In North Carolina, this industry has grown quickly, with the state seeing about ten times the shellfish lease applications from 2012 to 2019, and more $USD value than wildlife shellfish since 2018.
Much of the gear used in aquaculture, and in particular shellfish farming, is made from plastic, which makes it lightweight and less expensive than non-plastic gear. However, gear like clam cover netting, cages, bags, ropes, and PVC pipe can be lost accidentally during storms and other events, or abandoned if a company goes out of business.

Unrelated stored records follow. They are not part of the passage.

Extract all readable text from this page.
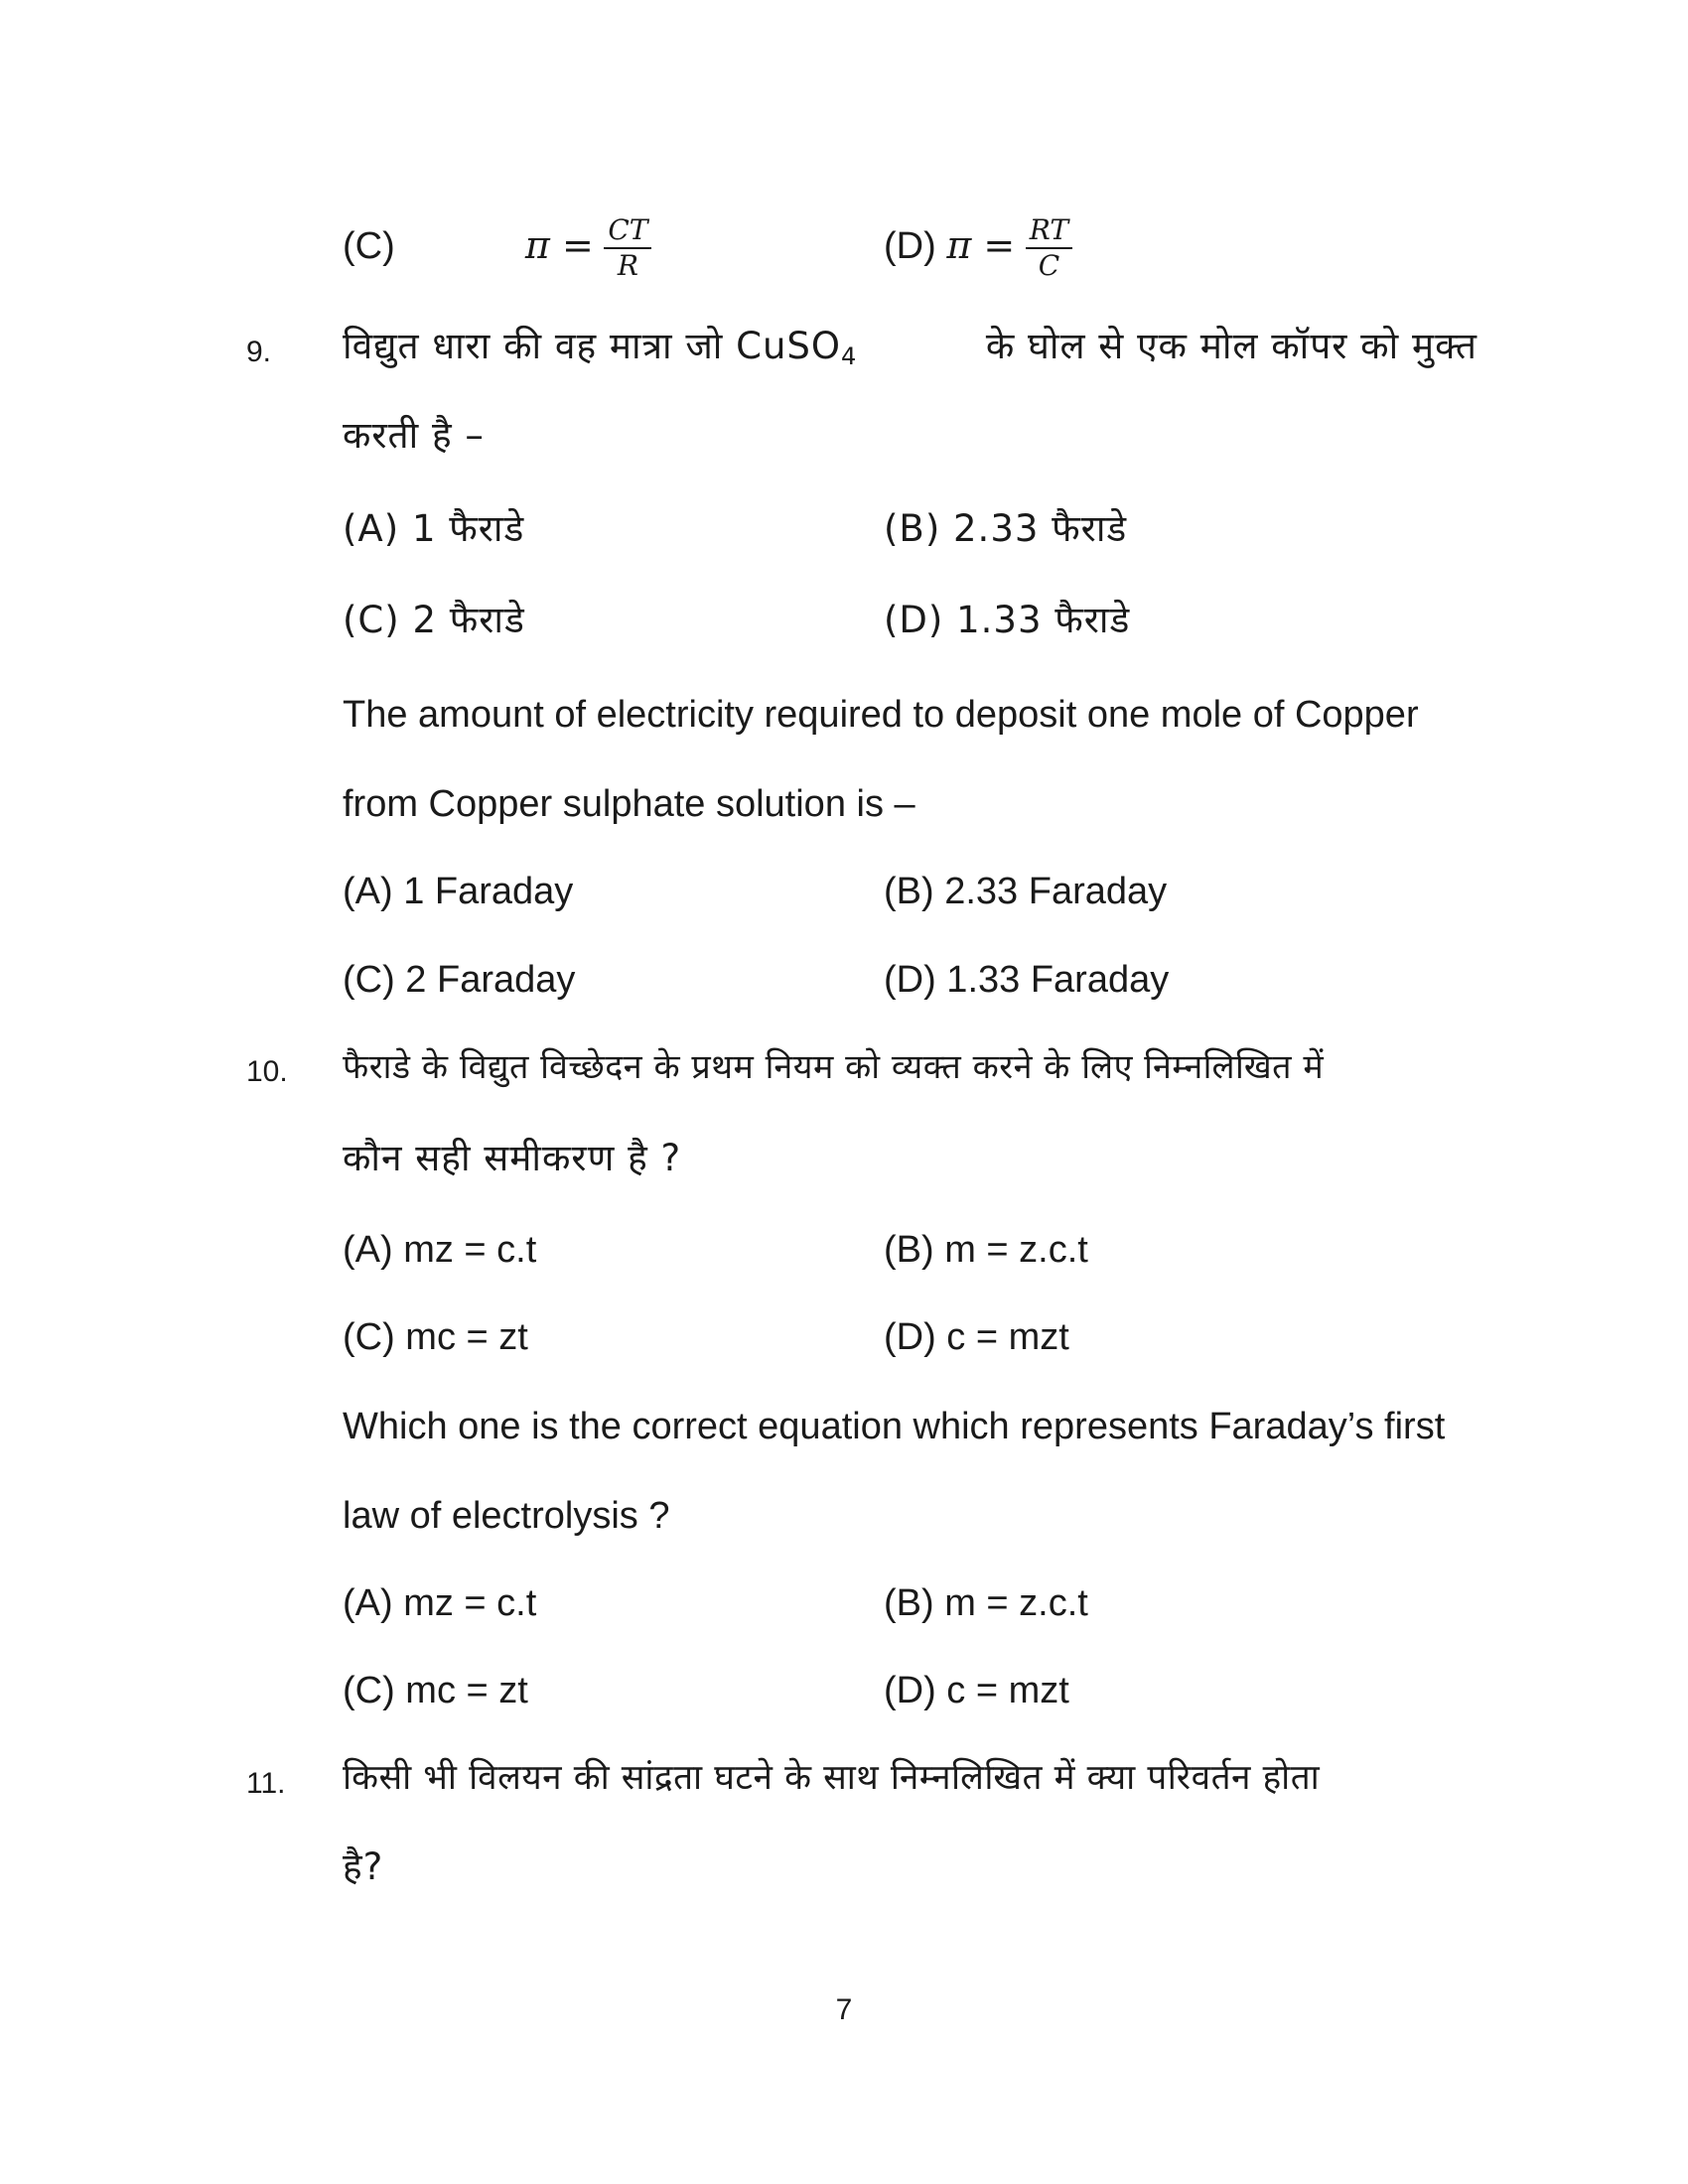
(C)	$\pi = \frac{CT}{R}$	(D) $\pi = \frac{RT}{C}$
9. विद्युत धारा की वह मात्रा जो CuSO$_4$	के घोल से एक मोल कॉपर को मुक्त
करती है –
(A) 1 फैराडे	(B) 2.33 फैराडे
(C) 2 फैराडे	(D) 1.33 फैराडे
The amount of electricity required to deposit one mole of Copper
from Copper sulphate solution is –
(A) 1 Faraday	(B) 2.33 Faraday
(C) 2 Faraday	(D) 1.33 Faraday
10. फैराडे के विद्युत विच्छेदन के प्रथम नियम को व्यक्त करने के लिए निम्नलिखित में
कौन सही समीकरण है ?
(A) mz = c.t	(B) m = z.c.t
(C) mc = zt	(D) c = mzt
Which one is the correct equation which represents Faraday’s first
law of electrolysis ?
(A) mz = c.t	(B) m = z.c.t
(C) mc = zt	(D) c = mzt
11. किसी भी विलयन की सांद्रता घटने के साथ निम्नलिखित में क्या परिवर्तन होता
है?
7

This can be an expensive loss to farmers, and pose an entanglement or ingestion threat to coastal wildlife or injure important habitat like submerged aquatic vegetation.
In order to get ahead of potential gear loss issues, especially after several busy hurricane seasons in the state of North Carolina, NOAA’s Office of Response and Restoration’s Disaster Preparedness Program (DPP) and Marine Debris Program (MDP) partnered with the NOAA National Weather Service, North Carolina Sea Grant, North Carolina Division of Marine Fisheries, and North Carolina Coastal Federation to host a virtual aquaculture gear management and storm preparedness workshop on April 8, 2021.
Close to 60 individuals from the shellfish farming community, including local farmers and aquaculture business owners, attended the workshop and received resources to help prevent aquaculture debris and prepare for storm events. Experts from government, academia, and shellfish industry discussed the importance of environmental stewardship, developing farm storm preparedness plans, and provided practical management techniques to farmers, such as proper gear anchoring methods and severe-storm preparation strategies. Charles Grisafi, Southeast Regional Preparedness Coordinator for the DPP presented an overview of the DPP and discussed how the Program can support storm preparedness planning. Sarah Latshaw, Southeast Regional Coordinator for the MDP, presented an overview of the MDP, the Program’s ongoing work in North Carolina, and the importance of marine debris prevention as the shellfish aquaculture industry increases in size.
With support from NOAA’s Southeast and Caribbean Regional Collaboration Team, all interested shellfish farmers who attended the workshop will be provided with free TOP-ME flat gear tags to tag their in-water aquaculture gear. These tags will help identify the owner if gear is ever lost or displaced during a storm event.
In the coming months, workshop proceedings will be made available that summarize the workshop sessions, and will include additional resources to prevent shellfish aquaculture debris from entering the coastal waters of North Carolina.